How I Came Across Wasp
It was near mid-October in the afternoon when a thought flashed through my mind “oh, Emmanuel! Hacktoberfest is on and you are yet to look for an open-source project to contribute to.” I love contributing to open-source and helping developer communities (I think this is where my passion lies - helping developers). After realizing that I am yet to pick open-source projects to contribute to, I set out to look for projects for Hacktoberfest.
I picked a few of them on the hacktoberswag.com website. Precisely three: pusher.js, refine.dev, and MindsDB. You are probably asking Oh, you did not pick Wasp? The thing was, Wasp wasn’t listed on that web page and I didn’t know if any tool by that name existed.
How did you discover Wasp?
I wish I could remember what took me to YCombinator's website on the 10th of October, 2022. That was when I first heard about Wasp and another language called DarkLang. After I learned about Wasp, I was intrigued and curious to know how it works, which led me to join the discord server the next day.
At this time, I had a number of open source projects to select from for Hacktoberfest: Pusher, Refine, MindsDB, Wasp, and DarkLang.
Why did I pick Wasp?
What intrigued me about Wasp is how it simplifies building full-stack web applications. It let’s you use React, Node.js and Prisma to build full-stack web applications - you don’t need to learn anything you’re not already familiar with. Writing deployment configs and boilerplate code was a pain point for me as a full-stack engineer, but seeing a tool that solves this pain caught my eye, so I felt it deserved my attention more. By the 14th of October, I had started contributing to the Wasp project. These contributions continued after Hacktoberfest. This is due to two reasons: the project was interesting because it addresses a pain point I was having, so it makes sense to contribute to it, and the warmth received from the Wasp team was super great. The team was very welcoming and open to receiving feedback from the community.
What I Built During The Wasp Hackathon
I may have forgotten to mention that when I started contributing to Wasp, the project was still at Alpha. As you’d guess, it was quite buggy and wasn’t fit for use in a production application. About a month later, Wasp beta was launched. This launch fixed a lot of bugs, added new features, and provided support for tools that developers need. At the end of the launch week, Wasp betathon was announced - a hackathon for building any project with Wasp for 10 days.
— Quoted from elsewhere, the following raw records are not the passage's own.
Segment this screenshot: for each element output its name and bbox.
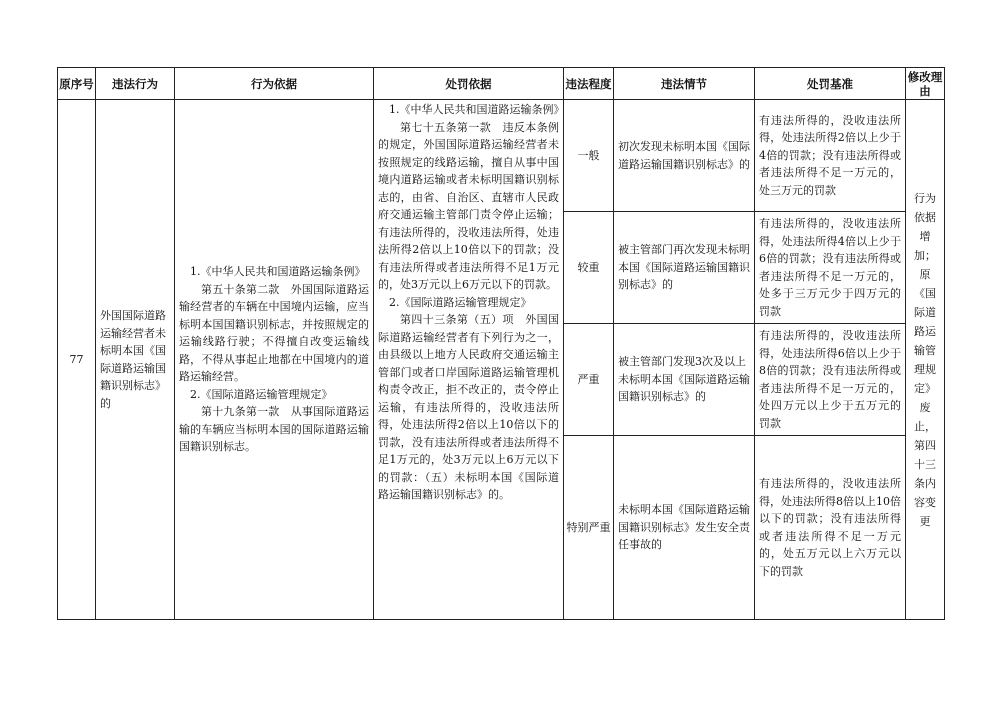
header-seq: 原序号 xyxy=(58,68,96,100)
detail-cell: 被主管部门发现3次及以上未标明本国《国际道路运输国籍识别标志》的 xyxy=(614,324,755,436)
detail-cell: 初次发现未标明本国《国际道路运输国籍识别标志》的 xyxy=(614,100,755,212)
violation-act-cell: 外国国际道路运输经营者未标明本国《国际道路运输国籍识别标志》的 xyxy=(96,100,175,620)
detail-cell: 被主管部门再次发现未标明本国《国际道路运输国籍识别标志》的 xyxy=(614,212,755,324)
table-row xyxy=(58,100,945,212)
penalty-basis-cell xyxy=(374,100,564,620)
degree-cell: 特别严重 xyxy=(564,436,614,620)
degree-cell: 一般 xyxy=(564,100,614,212)
header-detail: 违法情节 xyxy=(614,68,755,100)
penalty-standard-table xyxy=(57,67,945,620)
penalty-law-title-2: 2.《国际道路运输管理规定》 xyxy=(389,295,532,309)
header-standard: 处罚基准 xyxy=(755,68,906,100)
basis-law-title-2: 2.《国际道路运输管理规定》 xyxy=(190,387,333,401)
penalty-clause-2: 第四十三条第（五）项 外国国际道路运输经营者有下列行为之一，由县级以上地方人民政府交通运输主管部门或者口岸国际道路运输管理机构责令改正，拒不改正的，责令停止运输，有违法所得的，没收违法所得，处违法所得2倍以上10倍以下的罚款，没有违法所得或者违法所得不足1万元的，处3万元以上6万元以下的罚款：（五）未标明本国《国际道路运输国籍识别标志》的。 xyxy=(378,313,559,501)
penalty-law-title-1: 1.《中华人民共和国道路运输条例》 xyxy=(389,103,565,116)
header-row xyxy=(58,68,945,100)
standard-cell: 有违法所得的，没收违法所得，处违法所得4倍以上少于6倍的罚款；没有违法所得或者违法所得不足一万元的，处多于三万元少于四万元的罚款 xyxy=(755,212,906,324)
standard-cell: 有违法所得的，没收违法所得，处违法所得8倍以上10倍以下的罚款；没有违法所得或者违法所得不足一万元的，处五万元以上六万元以下的罚款 xyxy=(755,436,906,620)
standard-cell: 有违法所得的，没收违法所得，处违法所得2倍以上少于4倍的罚款；没有违法所得或者违法所得不足一万元的，处三万元的罚款 xyxy=(755,100,906,212)
header-penalty-basis: 处罚依据 xyxy=(374,68,564,100)
basis-clause-1: 第五十条第二款 外国国际道路运输经营者的车辆在中国境内运输，应当标明本国国籍识别标志，并按照规定的运输线路行驶；不得擅自改变运输线路，不得从事起止地都在中国境内的道路运输经营。 xyxy=(179,282,369,384)
detail-cell: 未标明本国《国际道路运输国籍识别标志》发生安全责任事故的 xyxy=(614,436,755,620)
header-basis: 行为依据 xyxy=(175,68,374,100)
degree-cell: 严重 xyxy=(564,324,614,436)
header-degree: 违法程度 xyxy=(564,68,614,100)
standard-cell: 有违法所得的，没收违法所得，处违法所得6倍以上少于8倍的罚款；没有违法所得或者违法所得不足一万元的，处四万元以上少于五万元的罚款 xyxy=(755,324,906,436)
header-reason: 修改理由 xyxy=(906,68,945,100)
seq-cell: 77 xyxy=(58,100,96,620)
degree-cell: 较重 xyxy=(564,212,614,324)
penalty-clause-1: 第七十五条第一款 违反本条例的规定，外国国际道路运输经营者未按照规定的线路运输，擅自从事中国境内道路运输或者未标明国籍识别标志的，由省、自治区、直辖市人民政府交通运输主管部门责令停止运输；有违法所得的，没收违法所得，处违法所得2倍以上10倍以下的罚款；没有违法所得或者违法所得不足1万元的，处3万元以上6万元以下的罚款。 xyxy=(378,120,559,291)
basis-clause-2: 第十九条第一款 从事国际道路运输的车辆应当标明本国的国际道路运输国籍识别标志。 xyxy=(179,405,369,454)
basis-law-title-1: 1.《中华人民共和国道路运输条例》 xyxy=(190,265,366,279)
behavior-basis-cell xyxy=(175,100,374,620)
header-act: 违法行为 xyxy=(96,68,175,100)
revision-reason-cell: 行为依据增加；原《国际道路运输管理规定》废止，第四十三条内容变更 xyxy=(906,100,945,620)
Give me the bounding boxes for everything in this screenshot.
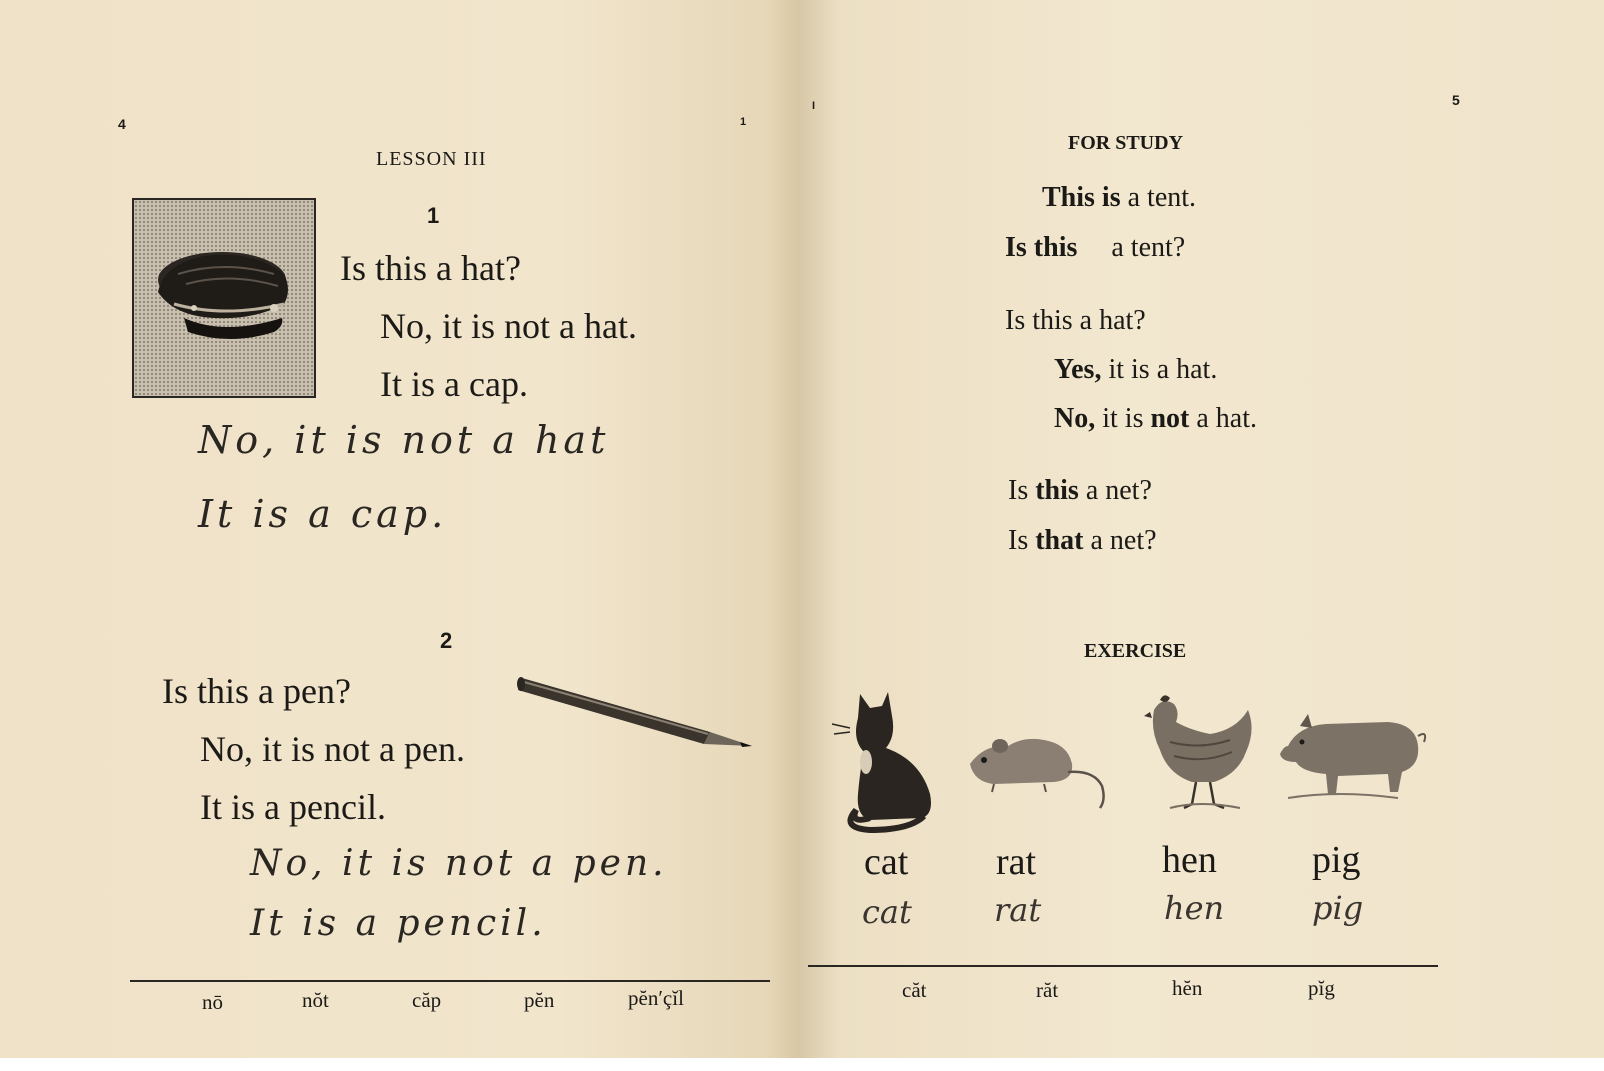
- pron-pig: pĭg: [1308, 976, 1335, 1000]
- lesson-title: LESSON III: [376, 148, 487, 170]
- divider-rule: [130, 980, 770, 982]
- for-study-title: FOR STUDY: [1068, 132, 1184, 154]
- rat-illustration: [964, 730, 1124, 820]
- scan-margin: [0, 1058, 1604, 1071]
- line-not-pen: No, it is not a pen.: [200, 729, 465, 769]
- script-not-hat: No, it is not a hat: [198, 418, 610, 462]
- section-number-1: 1: [427, 203, 440, 228]
- script-is-cap: It is a cap.: [198, 492, 448, 536]
- divider-rule: [808, 965, 1438, 967]
- study-line-5: No, it is not a hat.: [1054, 403, 1258, 434]
- script-pig: pig: [1312, 889, 1364, 927]
- study-line-6: Is this a net?: [1008, 475, 1152, 506]
- pron-cat: căt: [902, 978, 927, 1002]
- pron-pen: pĕn: [524, 988, 555, 1012]
- pron-cap: căp: [412, 988, 442, 1012]
- pron-rat: răt: [1036, 978, 1059, 1002]
- word-hen: hen: [1162, 839, 1217, 881]
- study-line-1: This is a tent.: [1042, 182, 1197, 213]
- word-rat: rat: [996, 841, 1037, 883]
- pencil-illustration: [518, 672, 758, 762]
- right-page: [800, 0, 1604, 1071]
- cap-picture: [132, 198, 316, 398]
- script-hen: hen: [1164, 889, 1225, 927]
- study-line-4: Yes, it is a hat.: [1054, 354, 1218, 385]
- pron-hen: hĕn: [1172, 976, 1203, 1000]
- line-is-cap: It is a cap.: [380, 364, 528, 404]
- pron-not: nŏt: [302, 988, 329, 1012]
- page-number: 4: [118, 116, 126, 132]
- word-pig: pig: [1312, 839, 1361, 881]
- line-is-pencil: It is a pencil.: [200, 787, 386, 827]
- pron-no: nō: [202, 990, 223, 1014]
- cat-illustration: [830, 690, 950, 840]
- page-number: 5: [1452, 92, 1460, 108]
- script-rat: rat: [994, 891, 1042, 929]
- study-line-2: Is this a tent?: [1005, 232, 1186, 263]
- line-question-hat: Is this a hat?: [340, 248, 521, 288]
- exercise-title: EXERCISE: [1084, 640, 1187, 662]
- script-not-pen: No, it is not a pen.: [250, 843, 668, 884]
- left-page: [0, 0, 801, 1071]
- pig-illustration: [1278, 706, 1428, 816]
- line-question-pen: Is this a pen?: [162, 671, 351, 711]
- study-line-3: Is this a hat?: [1005, 305, 1146, 336]
- corner-mark: I: [812, 100, 816, 112]
- corner-mark: 1: [740, 116, 747, 128]
- line-not-hat: No, it is not a hat.: [380, 306, 637, 346]
- script-cat: cat: [862, 893, 912, 931]
- cap-illustration: [134, 200, 314, 396]
- script-is-pencil: It is a pencil.: [250, 903, 547, 944]
- word-cat: cat: [864, 841, 909, 883]
- study-line-7: Is that a net?: [1008, 525, 1157, 556]
- pron-pencil: pĕn′çĭl: [628, 986, 684, 1010]
- section-number-2: 2: [440, 628, 453, 653]
- hen-illustration: [1140, 690, 1270, 820]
I built BetaNotes, an application for taking notes during the Wasp hackathon. This was my first time building a real project with Wasp. The application can do what any other notes app can do. Users are properly authenticated and authorization to make, edit and delete notes upon successful authentication. User records are well managed. All these were done with Wasp in only a few hours - I joined the hackathon less than 48 hours before the submission deadline. Wasp made it look easy because it handled the hard parts for me. For example, username/password authentication took less than 7 lines of code to implement.
You can find the code for this application on GitHub.
What I Think About The Future Of Wasp
Of a truth, Wasp is not there yet. There is still a lot of work to be done to make it better. For example, server-side rendering (SSR), static site generation (SSG), framework agnosticism, etc. are not a part of Wasp yet. However, I have no doubt that Wasp has a very bright future in the web application development domain. It is tactically solving problems that have been overlooked and left unsolved in the web domain for many years. Developers tend to spend a lot of time on configurations, connecting clients to servers, writing boilerplate code, setting up deployment configs and databases, etc. All these eat up development time and slow down the delivery of applications to the finish line.
I believe that in a few years from now, Wasp will be the go-to tool for many developers building full-stack web applications. When this happens, you can revert to this article and call me a Prophet of tech tools 😆😉. I am glad to have been a part of this project, and I look forward to making more contributions as an open-source lover or as a Wasp team member in the future (this shows how much I believe in the Wasp project).
Top comments (2)
Thanks so much for the kind words and this write up, Emmanuel! We're really pleased to have you in the community and are looking forward to your ideas and also to see what you build with Wasp next :)
My pleasure. Thank you also for building a tool that makes us better and faster at building.